This is a type of rice porridge eaten in many Asian countries. In different parts of China, rice congee is enjoyed sweet or savory. Congee is also common as breakfast food in many places, such as Japan, Hong Kong, Singapore, and Malaysia.
INGREDIENTS | SERVES 2
1 cup long-grain white rice
3 to 4 cups water, according to desired consistency
Rinse rice well by gently swirling the rice in the cooker pot with 2 or 3 changes of cold water. Drain rice.
Add 3 to 4 cups water to the pot, cover, and set to Cook. When you hear the rice cooker making noises and see over-bubbling of fluid at the lid, lift up the rice cooker cover, stir the congee, and continue to cook for about 15 minutes with rice cooker lid tilted slightly to vent the steam pressure.

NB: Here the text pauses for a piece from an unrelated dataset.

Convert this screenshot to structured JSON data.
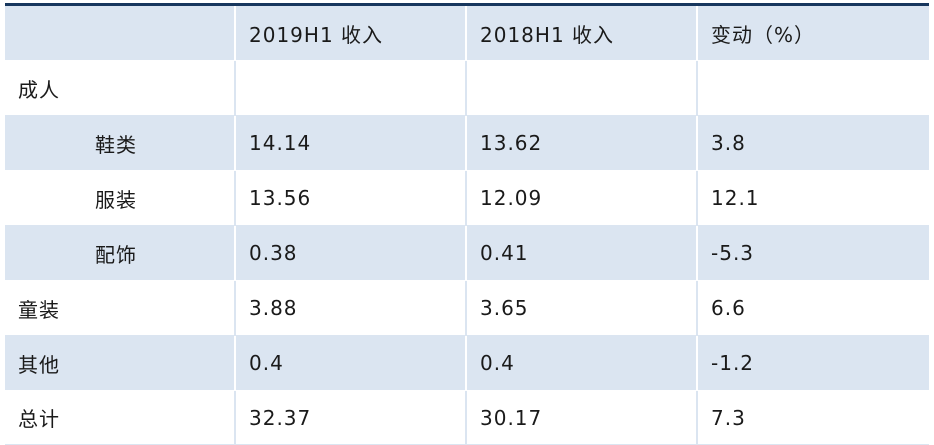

Continue cooking and adjust water amount depending on whether you prefer thick or soupy rice congee.
A Healthy Mix of Rice Grains
You can use different rice grains (red, brown, and white) when cooking rice or rice congee to introduce different flavors and texture. However, cooking two or more kinds of rice grains together can be challenging, as they will require different amounts of water and different cooking times. Combining grains is easier when making rice congee, because the proportions of rice and water are not as strict as they are for cooking rice used in other dishes.